The default Monolog/SocketHandler outputs a formated string. As it's harder to parse than a regular JSON and if you are not already relying on this feature, your can safely change the class of this handler. (If not, just create a new Symfony service):

#config.yml
parameters:
    monolog.handler.socket.class: Foo\Bar\SocketHandler
<?php

namespace Foo\Bar

use Monolog\Handler\SocketHandler as MonologSocketHandler;

class SocketHandler extends MonologSocketHandler
{
    protected function generateDataStream($record)
    {
        $r = $record;
        unset($r['formatted']);

        return json_encode($r)."\n";
    }
}

Here we go, now Symfony2 is sending all log over udp.

Now, let's setup the heka agent:

# install that in /etc/heka/agent.toml
[hekad]
maxprocs = 4

# Input

## Application

[application_log]
type = "UdpInput"
address = ":5565"
parser_type = "token"
decoder = "monolog_decoder"

[monolog_decoder]
type = "SandboxDecoder"
script_type = "lua"
filename = "/path/to/monolog.lua"

    [monolog_decoder.config]
    # This is just some option, that will be added to the payload
    # sent to the second daemon, then to ES
    type = "application.log"
    face = "frontend"
    server = "frontend-1"

# Output

## hekad router

[aggregator_output]
type = "TcpOutput"
address = "your.elasticsearch.server:5569"
keep_alive = true
message_matcher = "Logger != 'hekad'"

And, because heka does not know monolog, you have to add a new monolog decoder:

# install that in /path/to/monolog.lua
-- Sample input:
-- {
--     "message": "Reloading user from user provider.",
--     "context": [
--     ],
--     "level": 100,
--     "level_name": "DEBUG",
--     "channel": "security",
--     "datetime": {
--         "date": "2014-05-23 14:19:19",
--         "timezone_type": 3,
--         "timezone": "Europe\/Paris"
--     },
--     "extra": {
--         "url": "\/app_dev.php\/",
--         "ip": "127.0.0.1",
--         "http_method": "GET",
--         "server": "connect.product.localhost",
--         "referrer": null
--     }
-- }

require "string"
require "cjson"

local msg_type = read_config("type")
local msg_hostname = read_config("hostname")
local msg_facet = read_config("facet")
local msg_server = read_config("server")

local date_pattern = '^(%d+-%d+-%d+) (%d+:%d+:%d+)'
local severity_map = {
    DEBUG = 7,
    INFO = 6,
    NOTICE = 5,
    WARNING = 4,
    ERROR = 3,
    CRITICAL = 2,
    ALERT = 1,
    EMERGENCY = 0
}

local msg = {
    Timestamp   = nil,
    Type        = msg_type,
    Payload     = nil,
    Fields      = {}
}

function process_message()
    local json = cjson.decode(read_message("Payload"))

    if not json then
        return -1
    end

    msg.Payload = cjson.encode(json)

    msg.Severity = severity_map[json.level_name]

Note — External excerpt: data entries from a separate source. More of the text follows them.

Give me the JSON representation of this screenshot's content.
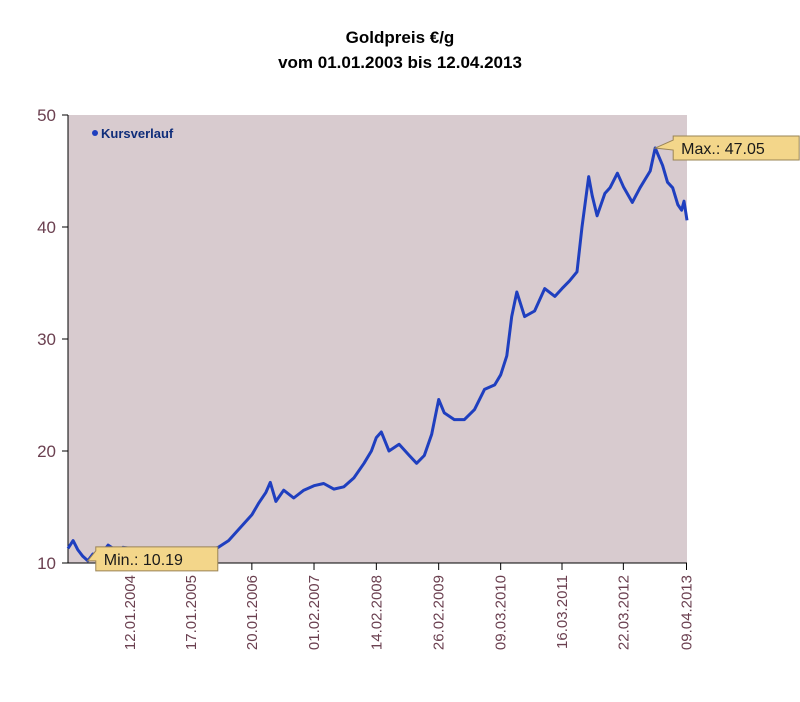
{
  "chart_data": {
    "type": "line",
    "title": "Goldpreis €/g",
    "subtitle": "vom 01.01.2003 bis 12.04.2013",
    "xlabel": "",
    "ylabel": "",
    "x_range": [
      "2003-01-01",
      "2013-04-12"
    ],
    "ylim": [
      10,
      50
    ],
    "yticks": [
      10,
      20,
      30,
      40,
      50
    ],
    "xticks": [
      {
        "date": "2004-01-12",
        "label": "12.01.2004"
      },
      {
        "date": "2005-01-17",
        "label": "17.01.2005"
      },
      {
        "date": "2006-01-20",
        "label": "20.01.2006"
      },
      {
        "date": "2007-02-01",
        "label": "01.02.2007"
      },
      {
        "date": "2008-02-14",
        "label": "14.02.2008"
      },
      {
        "date": "2009-02-26",
        "label": "26.02.2009"
      },
      {
        "date": "2010-03-09",
        "label": "09.03.2010"
      },
      {
        "date": "2011-03-16",
        "label": "16.03.2011"
      },
      {
        "date": "2012-03-22",
        "label": "22.03.2012"
      },
      {
        "date": "2013-04-09",
        "label": "09.04.2013"
      }
    ],
    "grid": false,
    "legend": {
      "position": "top-left",
      "entries": [
        "Kursverlauf"
      ]
    },
    "series": [
      {
        "name": "Kursverlauf",
        "color": "#1f3fbf",
        "points": [
          [
            "2003-01-01",
            11.3
          ],
          [
            "2003-02-01",
            12.0
          ],
          [
            "2003-03-01",
            11.2
          ],
          [
            "2003-04-01",
            10.6
          ],
          [
            "2003-05-01",
            10.2
          ],
          [
            "2003-06-01",
            10.8
          ],
          [
            "2003-07-01",
            10.6
          ],
          [
            "2003-08-01",
            11.0
          ],
          [
            "2003-09-01",
            11.6
          ],
          [
            "2003-10-01",
            11.3
          ],
          [
            "2003-11-01",
            11.0
          ],
          [
            "2003-12-01",
            11.4
          ],
          [
            "2004-01-12",
            11.3
          ],
          [
            "2004-03-01",
            11.0
          ],
          [
            "2004-05-01",
            10.8
          ],
          [
            "2004-07-01",
            10.9
          ],
          [
            "2004-09-01",
            10.8
          ],
          [
            "2004-11-01",
            11.2
          ],
          [
            "2005-01-17",
            10.9
          ],
          [
            "2005-03-01",
            11.0
          ],
          [
            "2005-05-01",
            11.1
          ],
          [
            "2005-07-01",
            11.4
          ],
          [
            "2005-09-01",
            12.0
          ],
          [
            "2005-11-01",
            13.0
          ],
          [
            "2006-01-20",
            14.3
          ],
          [
            "2006-03-01",
            15.3
          ],
          [
            "2006-04-15",
            16.3
          ],
          [
            "2006-05-12",
            17.2
          ],
          [
            "2006-06-15",
            15.5
          ],
          [
            "2006-08-01",
            16.5
          ],
          [
            "2006-10-01",
            15.8
          ],
          [
            "2006-12-01",
            16.5
          ],
          [
            "2007-02-01",
            16.9
          ],
          [
            "2007-04-01",
            17.1
          ],
          [
            "2007-06-01",
            16.6
          ],
          [
            "2007-08-01",
            16.8
          ],
          [
            "2007-10-01",
            17.6
          ],
          [
            "2007-12-01",
            18.9
          ],
          [
            "2008-01-15",
            20.0
          ],
          [
            "2008-02-14",
            21.2
          ],
          [
            "2008-03-15",
            21.7
          ],
          [
            "2008-05-01",
            20.0
          ],
          [
            "2008-07-01",
            20.6
          ],
          [
            "2008-09-01",
            19.6
          ],
          [
            "2008-10-15",
            18.9
          ],
          [
            "2008-12-01",
            19.6
          ],
          [
            "2009-01-15",
            21.5
          ],
          [
            "2009-02-26",
            24.6
          ],
          [
            "2009-04-01",
            23.4
          ],
          [
            "2009-06-01",
            22.8
          ],
          [
            "2009-08-01",
            22.8
          ],
          [
            "2009-10-01",
            23.7
          ],
          [
            "2009-12-01",
            25.5
          ],
          [
            "2010-02-01",
            25.9
          ],
          [
            "2010-03-09",
            26.8
          ],
          [
            "2010-04-15",
            28.5
          ],
          [
            "2010-05-15",
            32.0
          ],
          [
            "2010-06-15",
            34.2
          ],
          [
            "2010-08-01",
            32.0
          ],
          [
            "2010-10-01",
            32.5
          ],
          [
            "2010-12-01",
            34.5
          ],
          [
            "2011-02-01",
            33.8
          ],
          [
            "2011-03-16",
            34.5
          ],
          [
            "2011-05-01",
            35.2
          ],
          [
            "2011-06-15",
            36.0
          ],
          [
            "2011-07-15",
            40.0
          ],
          [
            "2011-08-25",
            44.5
          ],
          [
            "2011-09-15",
            42.8
          ],
          [
            "2011-10-15",
            41.0
          ],
          [
            "2011-12-01",
            43.0
          ],
          [
            "2012-01-01",
            43.5
          ],
          [
            "2012-02-15",
            44.8
          ],
          [
            "2012-03-22",
            43.6
          ],
          [
            "2012-05-15",
            42.2
          ],
          [
            "2012-07-01",
            43.5
          ],
          [
            "2012-09-01",
            45.0
          ],
          [
            "2012-10-01",
            47.05
          ],
          [
            "2012-11-15",
            45.5
          ],
          [
            "2012-12-15",
            44.0
          ],
          [
            "2013-01-15",
            43.5
          ],
          [
            "2013-02-15",
            42.0
          ],
          [
            "2013-03-10",
            41.5
          ],
          [
            "2013-03-25",
            42.3
          ],
          [
            "2013-04-12",
            40.6
          ]
        ]
      }
    ],
    "annotations": [
      {
        "label": "Min.: 10.19",
        "date": "2003-05-01",
        "value": 10.19
      },
      {
        "label": "Max.: 47.05",
        "date": "2012-10-01",
        "value": 47.05
      }
    ],
    "colors": {
      "plot_background": "#d8cbcf",
      "line": "#1f3fbf",
      "axis_text": "#6b4050",
      "callout_fill": "#f3d68a"
    }
  }
}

    msg.Logger = json.channel

    -- WARNING, the TZ must be UTC
    local d, t = string.match(json.datetime.date, date_pattern)
    if d then
        msg.Timestamp = string.format("%sT%sZ", d, t)
    end

    msg.Hostname = msg_hostname

    -- In order to use native Heka Id, it should be of type "raw bytes or
    -- RFC4122 string representation"
    if json.extra.uuid then
        msg.Fields.UUID = json.extra.uuid
    end
    msg.Fields.Message = json.message
    msg.Fields.SeverityText = json.level_name
    if msg_facet then
        msg.Fields.facet = msg_facet
    end
    if msg_server then
        msg.Fields.server = msg_server
    end

    inject_message(msg)

    return 0
end

And finally, set-up the second daemon on the ES machine:

# install that in /etc/heka/router.toml
[hekad]
maxprocs = 4

# Input

## TCP

[router]
type = "TcpInput"
address = "0.0.0.0:5569"
parser_type = "message.proto"
decoder = "ProtobufDecoder"
keep_alive = true

# Output

## ElasticSearch

[ESLogstashV0Encoder]
type_name = "%{Type}"

[ElasticSearchOutput]
message_matcher = "Logger != 'hekad'"
encoder = "ESLogstashV0Encoder"
server = "http://127.0.0.1:9200"
flush_interval = 50

And now, you can browse your kibana dashboard and enjoy the result.